In our first reading tonight, we encountered just such a person; someone who was finding himself on the outer of family focussed religion. We are told he was a high ranking public official, a man of considerable political accomplishment, and probably quite wealthy as a result. But he was also a man with a hunger to find his place in the life of God, and he had travelled a long way to make a pilgrimage to the Jerusalem Temple to worship God. We are not told what had happened when he got there, we are given enough detail to know that he would not have been made welcome. We are told that he was from Ethiopia, he was an African. He was, therefore, a gentile, and there were ethnic barriers to full participation in the worship that took place in the Jerusalem Temple. Gentiles could only go into the outer court, so as an African, he could come only so close to the centre of the religious action. The law barred him from coming any closer.
But he was not only an African. We are also told he was a Eunuch. His genitals had been cut off, probably when he was a baby or a very small boy.
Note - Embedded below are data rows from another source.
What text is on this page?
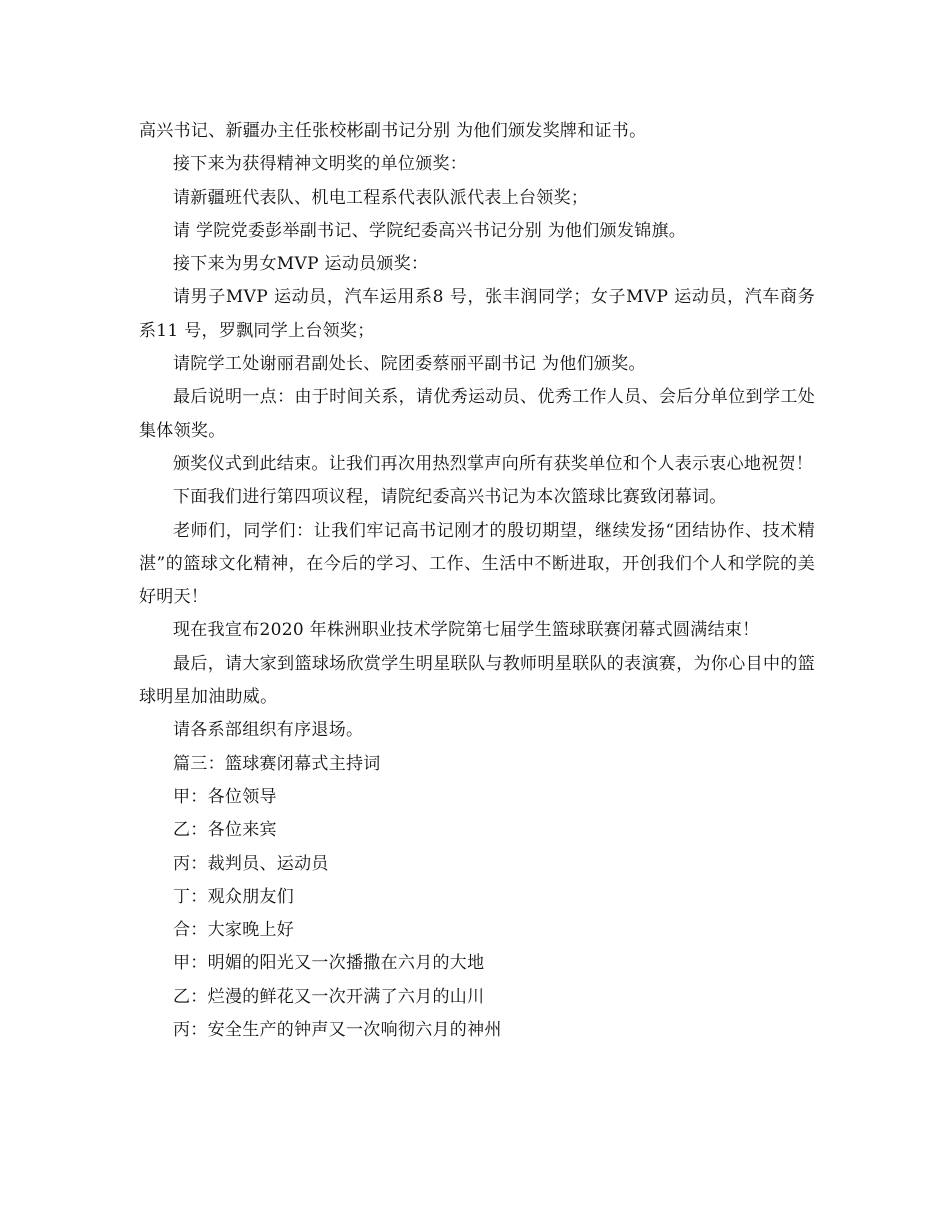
高兴书记、新疆办主任张校彬副书记分别 为他们颁发奖牌和证书。

接下来为获得精神文明奖的单位颁奖：

请新疆班代表队、机电工程系代表队派代表上台领奖；

请 学院党委彭举副书记、学院纪委高兴书记分别 为他们颁发锦旗。

接下来为男女MVP 运动员颁奖：

请男子MVP 运动员，汽车运用系8 号，张丰润同学；女子MVP 运动员，汽车商务系11 号，罗飘同学上台领奖；

请院学工处谢丽君副处长、院团委蔡丽平副书记 为他们颁奖。

最后说明一点：由于时间关系，请优秀运动员、优秀工作人员、会后分单位到学工处集体领奖。

颁奖仪式到此结束。让我们再次用热烈掌声向所有获奖单位和个人表示衷心地祝贺！

下面我们进行第四项议程，请院纪委高兴书记为本次篮球比赛致闭幕词。

老师们，同学们：让我们牢记高书记刚才的殷切期望，继续发扬“团结协作、技术精湛”的篮球文化精神，在今后的学习、工作、生活中不断进取，开创我们个人和学院的美好明天！

现在我宣布2020 年株洲职业技术学院第七届学生篮球联赛闭幕式圆满结束！

最后，请大家到篮球场欣赏学生明星联队与教师明星联队的表演赛，为你心目中的篮球明星加油助威。

请各系部组织有序退场。

篇三：篮球赛闭幕式主持词

甲：各位领导

乙：各位来宾

丙：裁判员、运动员

丁：观众朋友们

合：大家晚上好

甲：明媚的阳光又一次播撒在六月的大地

乙：烂漫的鲜花又一次开满了六月的山川

丙：安全生产的钟声又一次响彻六月的神州
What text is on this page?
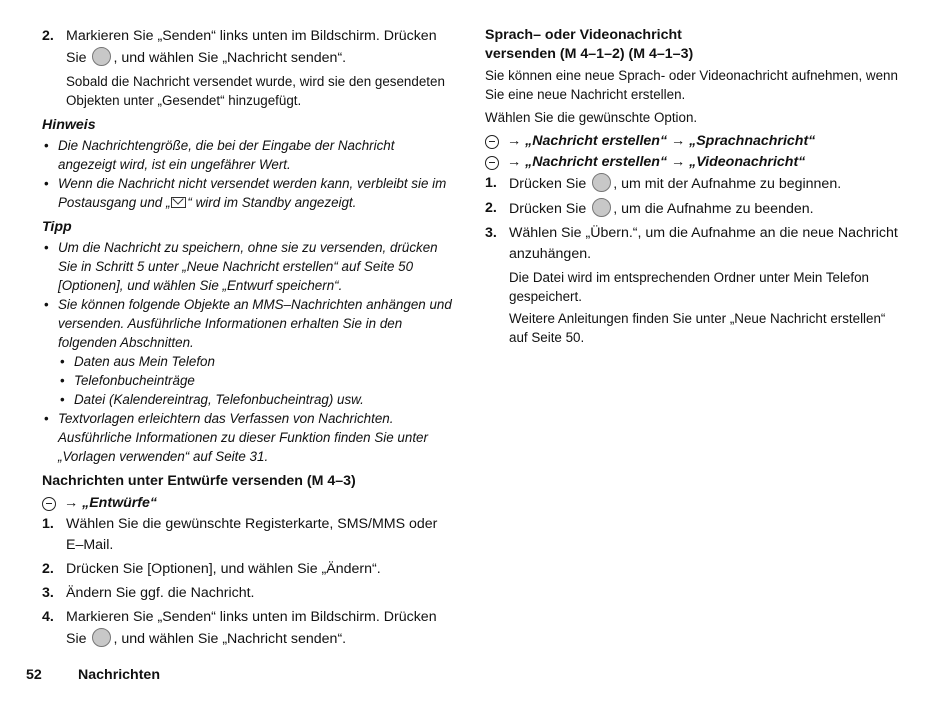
2. Markieren Sie „Senden“ links unten im Bildschirm. Drücken Sie , und wählen Sie „Nachricht senden“.

Sobald die Nachricht versendet wurde, wird sie den gesendeten Objekten unter „Gesendet“ hinzugefügt.

Hinweis

• Die Nachrichtengröße, die bei der Eingabe der Nachricht angezeigt wird, ist ein ungefährer Wert.

• Wenn die Nachricht nicht versendet werden kann, verbleibt sie im Postausgang und „ “ wird im Standby angezeigt.

Tipp

• Um die Nachricht zu speichern, ohne sie zu versenden, drücken Sie in Schritt 5 unter „Neue Nachricht erstellen“ auf Seite 50 [Optionen], und wählen Sie „Entwurf speichern“.

• Sie können folgende Objekte an MMS–Nachrichten anhängen und versenden. Ausführliche Informationen erhalten Sie in den folgenden Abschnitten.

• Daten aus Mein Telefon

• Telefonbucheinträge

• Datei (Kalendereintrag, Telefonbucheintrag) usw.

• Textvorlagen erleichtern das Verfassen von Nachrichten. Ausführliche Informationen zu dieser Funktion finden Sie unter „Vorlagen verwenden“ auf Seite 31.

Nachrichten unter Entwürfe versenden (M 4–3)

→ „Entwürfe“

1. Wählen Sie die gewünschte Registerkarte, SMS/MMS oder E–Mail.
2. Drücken Sie [Optionen], und wählen Sie „Ändern“.
3. Ändern Sie ggf. die Nachricht.
4. Markieren Sie „Senden“ links unten im Bildschirm. Drücken Sie , und wählen Sie „Nachricht senden“.

Sprach– oder Videonachricht
versenden (M 4–1–2) (M 4–1–3)

Sie können eine neue Sprach- oder Videonachricht aufnehmen, wenn Sie eine neue Nachricht erstellen.

Wählen Sie die gewünschte Option.

→ „Nachricht erstellen“ → „Sprachnachricht“

→ „Nachricht erstellen“ → „Videonachricht“

1. Drücken Sie , um mit der Aufnahme zu beginnen.
2. Drücken Sie , um die Aufnahme zu beenden.
3. Wählen Sie „Übern.“, um die Aufnahme an die neue Nachricht anzuhängen.

Die Datei wird im entsprechenden Ordner unter Mein Telefon gespeichert.

Weitere Anleitungen finden Sie unter „Neue Nachricht erstellen“ auf Seite 50.

52	Nachrichten
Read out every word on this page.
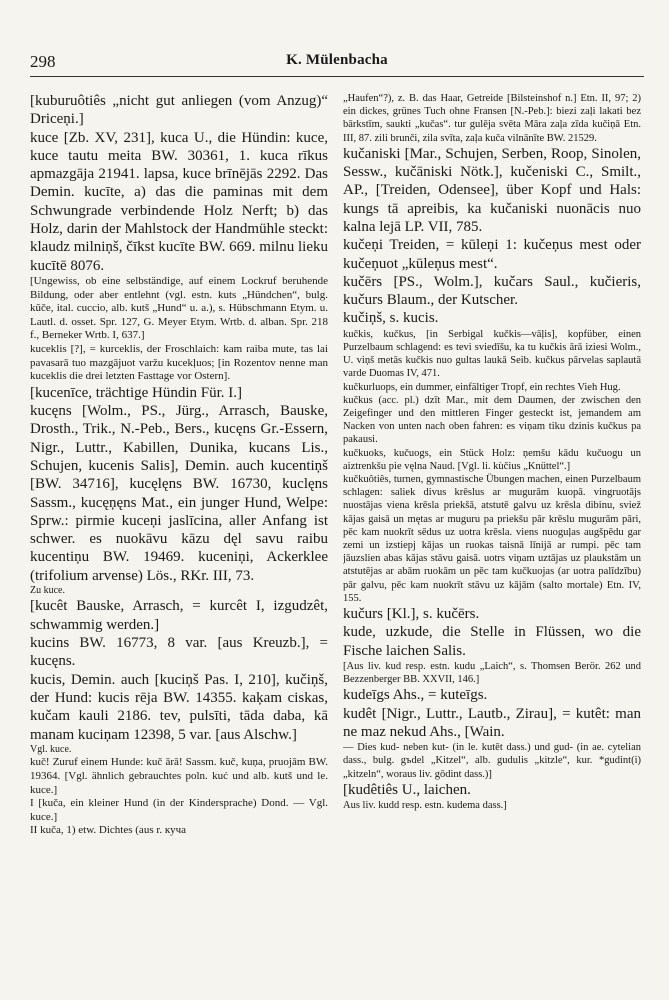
298	K. Mülenbacha

[kuburuôtiês „nicht gut anliegen (vom Anzug)“ Driceņi.]

kuce [Zb. XV, 231], kuca U., die Hündin: kuce, kuce tautu meita BW. 30361, 1. kuca rīkus apmazgāja 21941. lapsa, kuce brīnējās 2292. Das Demin. kucīte, a) das die paminas mit dem Schwungrade verbindende Holz Nerft; b) das Holz, darin der Mahlstock der Handmühle steckt: klaudz milniņš, čīkst kucīte BW. 669. milnu lieku kucītē 8076.

[Ungewiss, ob eine selbständige, auf einem Lockruf beruhende Bildung, oder aber entlehnt (vgl. estn. kuts „Hündchen“, bulg. kŭče, ital. cuccio, alb. kutš „Hund“ u. a.), s. Hübschmann Etym. u. Lautl. d. osset. Spr. 127, G. Meyer Etym. Wrtb. d. alban. Spr. 218 f., Berneker Wrtb. I, 637.]

kuceklis [?], = kurceklis, der Froschlaich: kam raiba mute, tas lai pavasarā tuo mazgājuot varžu kucekļuos; [in Rozentov nenne man kuceklis die drei letzten Fasttage vor Ostern].

[kucenīce, trächtige Hündin Für. I.]

kucęns [Wolm., PS., Jürg., Arrasch, Bauske, Drosth., Trik., N.-Peb., Bers., kucęns Gr.-Essern, Nigr., Luttr., Kabillen, Dunika, kucans Lis., Schujen, kucenis Salis], Demin. auch kucentiņš [BW. 34716], kucęlęns BW. 16730, kuclęns Sassm., kucęņęns Mat., ein junger Hund, Welpe: Sprw.: pirmie kuceņi jaslīcina, aller Anfang ist schwer. es nuokāvu kāzu dęl savu raibu kucentiņu BW. 19469. kuceniņi, Ackerklee (trifolium arvense) Lös., RKr. III, 73.

Zu kuce.

[kucêt Bauske, Arrasch, = kurcêt I, izgudzêt, schwammig werden.]

kucins BW. 16773, 8 var. [aus Kreuzb.], = kucęns.

kucis, Demin. auch [kuciņš Pas. I, 210], kučiņš, der Hund: kucis rēja BW. 14355. kaķam ciskas, kučam kauli 2186. tev, pulsīti, tāda daba, kā manam kuciņam 12398, 5 var. [aus Alschw.]

Vgl. kuce.

kuč! Zuruf einem Hunde: kuč ārā! Sassm. kuč, kuņa, pruojām BW. 19364. [Vgl. ähnlich gebrauchtes poln. kuć und alb. kutš und le. kuce.]

I [kuča, ein kleiner Hund (in der Kindersprache) Dond. — Vgl. kuce.]

II kuča, 1) etw. Dichtes (aus r. кучa

„Haufen“?), z. B. das Haar, Getreide [Bilsteinshof n.] Etn. II, 97; 2) ein dickes, grünes Tuch ohne Fransen [N.-Peb.]: biezi zaļi lakati bez bārkstīm, saukti „kučas“. tur gulēja svēta Māra zaļa zīda kučiņā Etn. III, 87. zili brunči, zila svīta, zaļa kuča vilnānīte BW. 21529.

kučaniski [Mar., Schujen, Serben, Roop, Sinolen, Sessw., kučāniski Nötk.], kučeniski C., Smilt., AP., [Treiden, Odensee], über Kopf und Hals: kungs tā apreibis, ka kučaniski nuonācis nuo kalna lejā LP. VII, 785.

kučeņi Treiden, = kūleņi 1: kučeņus mest oder kučeņuot „kūleņus mest“.

kučērs [PS., Wolm.], kučars Saul., kučieris, kučurs Blaum., der Kutscher.

kučiņš, s. kucis.

kučkis, kučkus, [in Serbigal kučkis—vāļis], kopfüber, einen Purzelbaum schlagend: es tevi sviedīšu, ka tu kučkis ārā iziesi Wolm., U. viņš metās kučkis nuo gultas laukā Seib. kučkus pārvelas saplautā varde Duomas IV, 471.

kučkurluops, ein dummer, einfältiger Tropf, ein rechtes Vieh Hug.

kučkus (acc. pl.) dzīt Mar., mit dem Daumen, der zwischen den Zeigefinger und den mittleren Finger gesteckt ist, jemandem am Nacken von unten nach oben fahren: es viņam tiku dzinis kučkus pa pakausi.

kučkuoks, kučuogs, ein Stück Holz: ņemšu kādu kučuogu un aiztrenkšu pie vęlna Naud. [Vgl. li. kùčius „Knüttel“.]

kučkuôtiês, turnen, gymnastische Übungen machen, einen Purzelbaum schlagen: saliek divus krēslus ar mugurām kuopā. vingruotājs nuostājas viena krēsla priekšā, atstutē galvu uz krēsla dibinu, sviež kājas gaisā un mętas ar muguru pa priekšu pār krēslu mugurām pāri, pēc kam nuokrīt sēdus uz uotra krēsla. viens nuoguļas augšpēdu gar zemi un izstiepj kājas un ruokas taisnā līnijā ar rumpi. pēc tam jāuzslien abas kājas stāvu gaisā. uotrs viņam uztājas uz plaukstām un atstutējas ar abām ruokām un pēc tam kučkuojas (ar uotra palīdzību) pār galvu, pēc kam nuokrīt stāvu uz kājām (salto mortale) Etn. IV, 155.

kučurs [Kl.], s. kučērs.

kude, uzkude, die Stelle in Flüssen, wo die Fische laichen Salis.

[Aus liv. kud resp. estn. kudu „Laich“, s. Thomsen Berör. 262 und Bezzenberger BB. XXVII, 146.]

kudeīgs Ahs., = kuteīgs.

kudêt [Nigr., Luttr., Lautb., Zirau], = kutêt: man ne maz nekud Ahs., [Wain.

— Dies kud- neben kut- (in le. kutēt dass.) und gud- (in ae. cytelian dass., bulg. gъdel „Kitzel“, alb. gudulis „kitzle“, kur. *gudint(i) „kitzeln“, woraus liv. gōdint dass.)]

[kudêtiês U., laichen.

Aus liv. kudd resp. estn. kudema dass.]
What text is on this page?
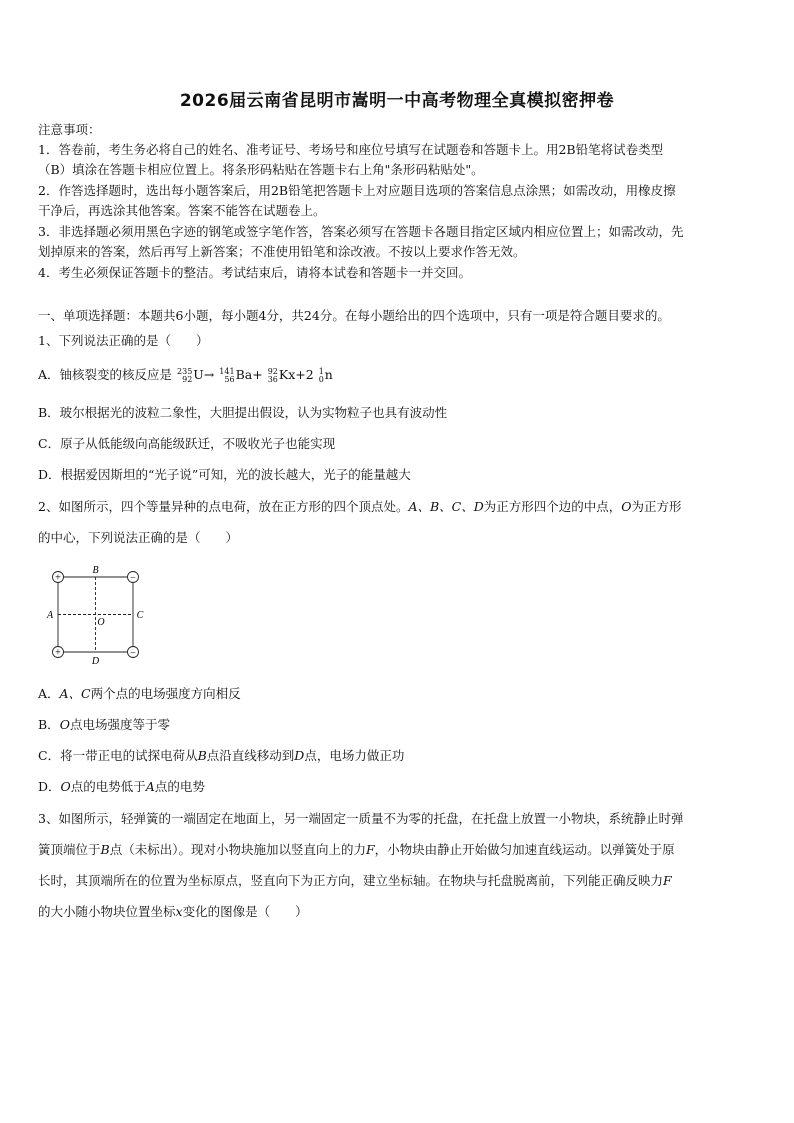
2026届云南省昆明市嵩明一中高考物理全真模拟密押卷
注意事项：
1．答卷前，考生务必将自己的姓名、准考证号、考场号和座位号填写在试题卷和答题卡上。用2B铅笔将试卷类型
（B）填涂在答题卡相应位置上。将条形码粘贴在答题卡右上角"条形码粘贴处"。
2．作答选择题时，选出每小题答案后，用2B铅笔把答题卡上对应题目选项的答案信息点涂黑；如需改动，用橡皮擦
干净后，再选涂其他答案。答案不能答在试题卷上。
3．非选择题必须用黑色字迹的钢笔或签字笔作答，答案必须写在答题卡各题目指定区域内相应位置上；如需改动，先
划掉原来的答案，然后再写上新答案；不准使用铅笔和涂改液。不按以上要求作答无效。
4．考生必须保证答题卡的整洁。考试结束后，请将本试卷和答题卡一并交回。
一、单项选择题：本题共6小题，每小题4分，共24分。在每小题给出的四个选项中，只有一项是符合题目要求的。
1、下列说法正确的是（　　）
A．铀核裂变的核反应是 235
92 U→ 141
56 Ba+ 92
36 Kx+2 1
0 n
B．玻尔根据光的波粒二象性，大胆提出假设，认为实物粒子也具有波动性
C．原子从低能级向高能级跃迁，不吸收光子也能实现
D．根据爱因斯坦的“光子说”可知，光的波长越大，光子的能量越大
2、如图所示，四个等量异种的点电荷，放在正方形的四个顶点处。A、B、C、D为正方形四个边的中点，O为正方形
的中心，下列说法正确的是（　　）
+	−
+	−
B
D
A	C
O
A．A、C两个点的电场强度方向相反
B．O点电场强度等于零
C．将一带正电的试探电荷从B点沿直线移动到D点，电场力做正功
D．O点的电势低于A点的电势
3、如图所示，轻弹簧的一端固定在地面上，另一端固定一质量不为零的托盘，在托盘上放置一小物块，系统静止时弹
簧顶端位于B点（未标出）。现对小物块施加以竖直向上的力F，小物块由静止开始做匀加速直线运动。以弹簧处于原
长时，其顶端所在的位置为坐标原点，竖直向下为正方向，建立坐标轴。在物块与托盘脱离前，下列能正确反映力F
的大小随小物块位置坐标x变化的图像是（　　）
The practice of castrating boys of a certain servant class was not uncommon in the ancient world. Eunuchs were often the preferred candidates for various positions of political authority, precisely because of their inability to father a family. There lack of family commitments made them more available to their monarchs, and their lack of offspring meant that there was no danger of them establishing any sort of rival dynasty. They were especially favoured as the high officials of female monarchs, because their obvious sexual impotence served to prevent salacious rumours about the relationships between the queen and her closest officials. And indeed the eunuch who we encounter in this story is a top official of Queen Candace of Ethiopia, so he certainly fits the description. However, although being a eunuch may have had some political advantages in Ethiopia, it certainly had no social or religious advantages in Jerusalem. Bearing offspring was socially essential in Jewish society. My Jewish friends tell me that nothing much has changed there, and it certainly seems that this remains true in many churches. Many passages in the Hebrew Bible speak of a sizeable brood of children as the most desirable of possessions and a sure sign of Gods blessing. A eunuch, being unable to father children, was pitied and despised, and regarded with deep suspicion for his abnormal sexuality. His social acceptability has literally been cut off. And when it comes to religious participaton, he is legally cut off. The law of Moses was quite explicit on this: No one whose testicles are crushed or whose penis is cut off shall be admitted to the assembly of the LORD (Deuteronomy 23:1).
So what was he doing making a religious pilgrimage to Jerusalem? Wouldnt he know that he would be refused entry? Well probably. But he would also, in all likelihood be a man with a pretty strong desire to find a place of belonging, a place of acceptance, a place where he was not cut off on racial and sexual grounds. And perhaps he had found reason to think that the God of Israel might accept him. Afterall, when we meet him, he is sitting in his chariot reading the writings of the Hebrew prophet Isaiah, and not far from the passage he is reading when we meet him, we find the following promise:
Do not let the foreigner joined to the LORD say,
The LORD will surely separate me from his people;
and do not let the eunuch say,
I am just a dry tree.
For thus says the LORD:
To the eunuchs who keep my sabbaths,
who choose the things that please me
and hold fast my covenant,
I will give, in my house and within my walls,
a monument and a name
better than sons and daughters;
I will give them an everlasting name
that shall not be cut off.
By a perversion of justice he was taken away.
Who could have imagined his future?
For he was cut off from the land of the living,
stricken for the transgression of my people.